Aujourd’hui, à la faveur de la parution d’un nouveau disque entièrement consacré à Vivaldi (toujours chez Decca mais cette fois-ci avec l’Ensemble Matheus dirigé par Jean-Christophe Spinosi), Cecilia Bartoli renoue avec le compositeur italien mais d’une façon différente, comme en témoignèrent les extraits chantés ce soir. Délaissant souvent les pyrotechnies vocales (sans que celles-ci aient pour autant été absentes) au profit de chants davantage tournés vers le murmure, la gravité, la lenteur, elle nous aura totalement émerveillé. Après un début de concert presqu’angoissant – quand un employé de la Philharmonie vint sur scène avec un micro pour annoncer... non que la chanteuse fût souffrante, ouf, mais qu’elle dédicacerait son disque en fin de concert et qu’il était demandé de n’applaudir qu’à la fin de chacune des deux parties du concert et non après chaque numéro –, on aura été plongé dans un univers extrêmement original. En effet, les passages chantés alternèrent dans une alliance très naturelle avec divers mouvements des Quatre Saisons qui, en fin de compte, auront été jouées dans leur intégralité, quelques transitions étant assurées par les deux clavecinistes, Luca Quitavalle et, quand il ne dirigeait pas, le chef Gianluca Capuano.
Le dialogue entre la voix de la mezzo et les instruments solistes (divine flûte tenue par Jean-Marc Goujon, notamment dans le premier air «Quell’augellin» tiré de La Silvia, extraordinaire hautbois joué ce soir par Pier Luigi Fabretti, s’illustrant en particulier dans l’air «Non ti lusinghi la crudeltade», issu de Tito Manlio, ou la trompette virtuose de Thibaud Robinne dans l’un des bis, on y reviendra) est idéal. Non seulement pour la capacité des uns et des autres de se fondre dans le climat instauré par la chanteuse ou le musicien (selon celui qui a débuté) mais par l’alchimie totale entre les couleurs et les timbres. Les jeux d’échanges entre Cecilia Bartoli et la flûte dans l’air précité, imitant les gazouillements des oiseaux, ou l’attention apportée à l’espace de la scène (entièrement utilisée par la cantatrice qui, à l’occasion, n’hésitait pas à chanter à l’attention de chacun des quatre côtés de la salle, passant devant, derrière et même parmi les musiciens) notamment dans l’air «Zeffiretti che sussurrante» (Ercole sul Termodonte) où intervinrent flûte et violon solos, firent véritablement merveille.
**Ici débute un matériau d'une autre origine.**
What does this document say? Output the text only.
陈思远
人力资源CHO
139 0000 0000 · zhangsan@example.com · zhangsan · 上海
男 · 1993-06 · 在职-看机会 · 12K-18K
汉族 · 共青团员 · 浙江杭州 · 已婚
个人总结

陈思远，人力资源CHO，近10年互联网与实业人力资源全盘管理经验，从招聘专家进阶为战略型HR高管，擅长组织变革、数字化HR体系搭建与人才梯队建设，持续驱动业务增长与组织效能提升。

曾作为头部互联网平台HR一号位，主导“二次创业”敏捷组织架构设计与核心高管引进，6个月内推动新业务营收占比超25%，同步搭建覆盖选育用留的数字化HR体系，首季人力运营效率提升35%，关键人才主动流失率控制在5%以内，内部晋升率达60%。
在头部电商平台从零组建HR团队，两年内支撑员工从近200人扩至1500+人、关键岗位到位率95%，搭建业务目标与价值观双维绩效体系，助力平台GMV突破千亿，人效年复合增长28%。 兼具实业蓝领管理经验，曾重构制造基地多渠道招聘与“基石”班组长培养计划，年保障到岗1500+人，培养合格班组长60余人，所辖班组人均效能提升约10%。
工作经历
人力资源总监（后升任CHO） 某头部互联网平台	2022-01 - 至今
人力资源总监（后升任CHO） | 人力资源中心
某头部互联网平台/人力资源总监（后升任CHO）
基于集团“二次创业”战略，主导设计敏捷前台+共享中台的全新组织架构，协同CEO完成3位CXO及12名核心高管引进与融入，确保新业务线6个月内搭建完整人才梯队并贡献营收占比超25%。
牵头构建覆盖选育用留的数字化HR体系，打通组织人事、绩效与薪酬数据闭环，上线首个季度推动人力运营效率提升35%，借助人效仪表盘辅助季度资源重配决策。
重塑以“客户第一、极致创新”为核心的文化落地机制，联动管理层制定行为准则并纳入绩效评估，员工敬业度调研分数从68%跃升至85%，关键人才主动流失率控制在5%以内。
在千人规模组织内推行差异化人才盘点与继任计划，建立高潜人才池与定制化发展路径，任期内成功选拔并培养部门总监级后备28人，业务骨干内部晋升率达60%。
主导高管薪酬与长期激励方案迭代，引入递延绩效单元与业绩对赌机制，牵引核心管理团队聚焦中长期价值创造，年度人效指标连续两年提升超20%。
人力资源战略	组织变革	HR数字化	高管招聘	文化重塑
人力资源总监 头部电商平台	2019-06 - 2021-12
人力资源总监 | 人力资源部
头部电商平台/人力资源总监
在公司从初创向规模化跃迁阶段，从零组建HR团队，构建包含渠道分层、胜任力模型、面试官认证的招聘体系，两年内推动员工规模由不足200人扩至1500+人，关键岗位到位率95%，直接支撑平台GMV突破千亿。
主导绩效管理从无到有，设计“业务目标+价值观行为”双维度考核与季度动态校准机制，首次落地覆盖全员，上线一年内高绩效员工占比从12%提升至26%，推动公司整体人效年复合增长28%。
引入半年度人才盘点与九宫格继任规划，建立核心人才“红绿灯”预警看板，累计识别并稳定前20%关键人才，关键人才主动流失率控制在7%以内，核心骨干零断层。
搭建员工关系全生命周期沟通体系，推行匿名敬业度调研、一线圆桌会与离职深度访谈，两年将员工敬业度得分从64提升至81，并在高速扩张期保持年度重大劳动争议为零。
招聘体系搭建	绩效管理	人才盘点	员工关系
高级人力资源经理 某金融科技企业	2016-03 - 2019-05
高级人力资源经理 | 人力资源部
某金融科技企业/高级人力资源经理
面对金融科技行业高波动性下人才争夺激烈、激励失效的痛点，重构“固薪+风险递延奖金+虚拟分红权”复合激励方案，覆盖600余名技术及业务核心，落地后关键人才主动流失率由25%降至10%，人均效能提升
Mais ce que l’on retiendra surtout, c’est (vingt ans après donc...) la maturité gagnée par Cecilia Bartoli. Outre encore une fois un choix des extraits où la virtuosité n’était pas mise en avant, on aura apprécié à chaque seconde ce medium profond, ce souffle (exceptionnel «Vedrò con mio diletto» tiré d’Il Giustino, air confondant de beauté où l’accompagnement minimaliste des cordes permettait juste de soutenir des pianissimi d’une finesse qu’on croyait ne jamais pouvoir entendre en concert), cette attention portée aux mots (le léger allongement des syllabes dans le célèbre air «Sol da te mio dolce amore», issu d’Orlando furioso, permettant de traduire la chaleur de l’amoureuse transie, la voix devenant tout à coup plus chaude, accompagnée par le toujours aussi surnaturel Jean-Marc Goujon) et aux airs emplis de retenue où seule transparaît l’émotion distillée par la chanteuse (ah! ce «Gelido in ogni vena» tiré de Farnace!). La facilité est désarmante, Cecilia Bartoli regagnant le fauteuil placé sur la droite de la scène après chaque air, laissant ensuite la place à Andrés Gabetta, excellent violoniste, qui nous livra des Quatre Saisons parfois un rien affectées (l’Allegro concluant Le Printemps) mais généralement caractérisées par une énergie et une implication communicatives parfaitement rendues par le jeu de l’orchestre des Musiciens du Prince - Monaco dirigé de manière un peu raide par Gianluca Capuano.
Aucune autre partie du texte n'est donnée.